Complement system network in cell physiology and in human diseases
Published in International Reviews of Immunology, 2021
Roberta Romano, Giuliana Giardino, Emilia Cirillo, Rosaria Prencipe, Claudio Pignata
The dysfunctional regulation of alternative complement pathway due to Factor H or I deficiency or C3 unresponsiveness to inhibition leads to the development of the atypical form of Hemolytic Uremic Syndrome. Usually caused, in its typical form, by Shiga-toxin producing Escherichia coli, atypical Hemolytic Uremic Syndrome is a thrombotic microangiopathy disease affecting mainly kidneys, in which deposits of C5b-C9 damage glomerular endothelium. Thereafter, intravascular hemolysis and platelets activation result in the formation of microthrombi [48]. Atypical forms account for 5 to 20% of cases of Hemolytic Uremic Syndrome and may be either due to mutations in one of more genes coding for regulatory or cascade proteins (loss of function mutations in CFH, CFI or gain of function mutations in CFB and C3) [49,50] or due to autoantibodies to factor H, detected in 5-13% of European atypical Hemolytic Uremic Syndrome patients.
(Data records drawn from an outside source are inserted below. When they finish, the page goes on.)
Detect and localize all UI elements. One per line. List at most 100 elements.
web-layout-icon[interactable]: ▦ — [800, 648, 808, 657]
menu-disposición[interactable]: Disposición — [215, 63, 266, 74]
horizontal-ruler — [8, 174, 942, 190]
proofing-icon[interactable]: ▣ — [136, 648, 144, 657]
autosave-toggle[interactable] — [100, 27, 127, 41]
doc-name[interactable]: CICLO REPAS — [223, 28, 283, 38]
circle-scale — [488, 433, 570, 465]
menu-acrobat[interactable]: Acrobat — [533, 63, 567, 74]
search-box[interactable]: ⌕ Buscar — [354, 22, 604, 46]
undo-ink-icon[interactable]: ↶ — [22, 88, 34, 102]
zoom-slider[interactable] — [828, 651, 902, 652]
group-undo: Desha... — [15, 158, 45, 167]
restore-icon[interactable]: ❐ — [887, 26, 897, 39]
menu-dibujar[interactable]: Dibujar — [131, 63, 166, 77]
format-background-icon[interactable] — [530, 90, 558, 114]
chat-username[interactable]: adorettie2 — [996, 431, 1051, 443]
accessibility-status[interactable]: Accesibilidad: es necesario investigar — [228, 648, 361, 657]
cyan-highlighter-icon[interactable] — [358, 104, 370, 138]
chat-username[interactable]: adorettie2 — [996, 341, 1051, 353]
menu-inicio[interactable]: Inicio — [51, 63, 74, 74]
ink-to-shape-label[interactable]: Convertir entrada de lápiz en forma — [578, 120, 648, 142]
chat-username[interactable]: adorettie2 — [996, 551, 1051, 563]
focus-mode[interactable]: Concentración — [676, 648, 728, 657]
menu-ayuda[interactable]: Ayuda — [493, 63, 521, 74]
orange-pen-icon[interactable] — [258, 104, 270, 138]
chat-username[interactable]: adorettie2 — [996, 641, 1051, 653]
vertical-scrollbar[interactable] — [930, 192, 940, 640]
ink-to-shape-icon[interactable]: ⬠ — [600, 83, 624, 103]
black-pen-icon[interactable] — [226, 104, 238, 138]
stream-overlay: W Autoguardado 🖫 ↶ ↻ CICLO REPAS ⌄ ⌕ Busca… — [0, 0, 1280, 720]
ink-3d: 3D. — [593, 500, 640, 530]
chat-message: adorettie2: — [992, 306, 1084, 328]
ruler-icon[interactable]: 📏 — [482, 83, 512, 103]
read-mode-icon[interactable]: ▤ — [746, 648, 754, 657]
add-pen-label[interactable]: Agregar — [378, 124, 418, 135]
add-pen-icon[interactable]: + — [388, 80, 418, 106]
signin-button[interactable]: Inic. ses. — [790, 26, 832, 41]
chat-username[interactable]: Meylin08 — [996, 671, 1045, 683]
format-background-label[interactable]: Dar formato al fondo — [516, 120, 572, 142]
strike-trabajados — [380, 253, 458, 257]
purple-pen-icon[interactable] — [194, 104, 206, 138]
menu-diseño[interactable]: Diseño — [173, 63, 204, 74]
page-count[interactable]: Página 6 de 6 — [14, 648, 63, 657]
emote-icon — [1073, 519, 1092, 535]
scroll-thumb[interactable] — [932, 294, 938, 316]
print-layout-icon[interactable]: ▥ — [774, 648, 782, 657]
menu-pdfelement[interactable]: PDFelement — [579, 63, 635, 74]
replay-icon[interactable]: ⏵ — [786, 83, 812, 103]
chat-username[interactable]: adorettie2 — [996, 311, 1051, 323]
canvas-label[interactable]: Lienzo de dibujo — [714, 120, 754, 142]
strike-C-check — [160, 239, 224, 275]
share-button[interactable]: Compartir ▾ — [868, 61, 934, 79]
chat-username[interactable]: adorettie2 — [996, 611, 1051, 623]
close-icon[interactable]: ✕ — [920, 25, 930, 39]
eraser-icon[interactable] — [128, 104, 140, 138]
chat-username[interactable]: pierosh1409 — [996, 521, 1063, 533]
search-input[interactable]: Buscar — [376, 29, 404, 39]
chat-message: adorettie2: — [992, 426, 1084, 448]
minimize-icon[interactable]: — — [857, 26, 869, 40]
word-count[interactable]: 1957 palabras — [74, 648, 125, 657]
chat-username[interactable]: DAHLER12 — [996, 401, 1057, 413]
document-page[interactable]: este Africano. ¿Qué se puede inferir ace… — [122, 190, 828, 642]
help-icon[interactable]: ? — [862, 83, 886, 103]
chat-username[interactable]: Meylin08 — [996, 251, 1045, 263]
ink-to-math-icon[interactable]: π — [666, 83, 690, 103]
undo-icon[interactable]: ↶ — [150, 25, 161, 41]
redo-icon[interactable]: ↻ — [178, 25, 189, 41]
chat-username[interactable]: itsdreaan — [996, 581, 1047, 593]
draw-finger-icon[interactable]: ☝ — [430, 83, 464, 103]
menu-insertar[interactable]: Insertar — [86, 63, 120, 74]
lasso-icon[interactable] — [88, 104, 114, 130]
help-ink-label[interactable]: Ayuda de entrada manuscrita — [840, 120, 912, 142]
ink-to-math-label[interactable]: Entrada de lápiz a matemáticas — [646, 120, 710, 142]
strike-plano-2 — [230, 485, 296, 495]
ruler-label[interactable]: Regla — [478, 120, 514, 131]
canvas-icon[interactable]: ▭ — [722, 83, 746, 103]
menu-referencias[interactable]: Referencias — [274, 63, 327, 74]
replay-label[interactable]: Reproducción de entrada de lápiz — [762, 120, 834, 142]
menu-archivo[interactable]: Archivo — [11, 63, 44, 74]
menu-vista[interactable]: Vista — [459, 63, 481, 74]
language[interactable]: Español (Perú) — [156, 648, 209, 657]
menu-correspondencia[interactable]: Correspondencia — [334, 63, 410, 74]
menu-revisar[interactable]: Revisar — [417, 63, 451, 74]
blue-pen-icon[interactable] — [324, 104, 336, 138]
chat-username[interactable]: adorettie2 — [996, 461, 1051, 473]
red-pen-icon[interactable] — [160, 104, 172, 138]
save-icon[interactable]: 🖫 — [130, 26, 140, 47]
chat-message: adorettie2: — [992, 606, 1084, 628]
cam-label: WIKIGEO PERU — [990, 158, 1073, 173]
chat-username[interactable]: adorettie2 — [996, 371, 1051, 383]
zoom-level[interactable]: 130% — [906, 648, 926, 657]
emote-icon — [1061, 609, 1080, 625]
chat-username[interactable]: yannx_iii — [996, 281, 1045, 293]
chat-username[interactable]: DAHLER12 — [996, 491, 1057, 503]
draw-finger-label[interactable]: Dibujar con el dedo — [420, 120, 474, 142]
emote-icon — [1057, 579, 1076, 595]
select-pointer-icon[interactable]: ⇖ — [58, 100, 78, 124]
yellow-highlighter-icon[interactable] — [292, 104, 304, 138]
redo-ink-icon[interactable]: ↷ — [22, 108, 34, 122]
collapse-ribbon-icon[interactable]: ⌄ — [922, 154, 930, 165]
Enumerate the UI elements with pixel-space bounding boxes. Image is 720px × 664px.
In such patients, genetic and autoantibodies testing are essential: the detection of anti-factor H autoantibodies may suggest the use of immunosuppressive drugs combined with plasma exchange, as therapeutic approach [51] as opposed to sero-negative atypical Hemolytic Uremic Syndrome forms in which the standard treatment choice is a humanized monoclonal antibody, Eculizumab, that binds the terminal complement component C5, as below described [51].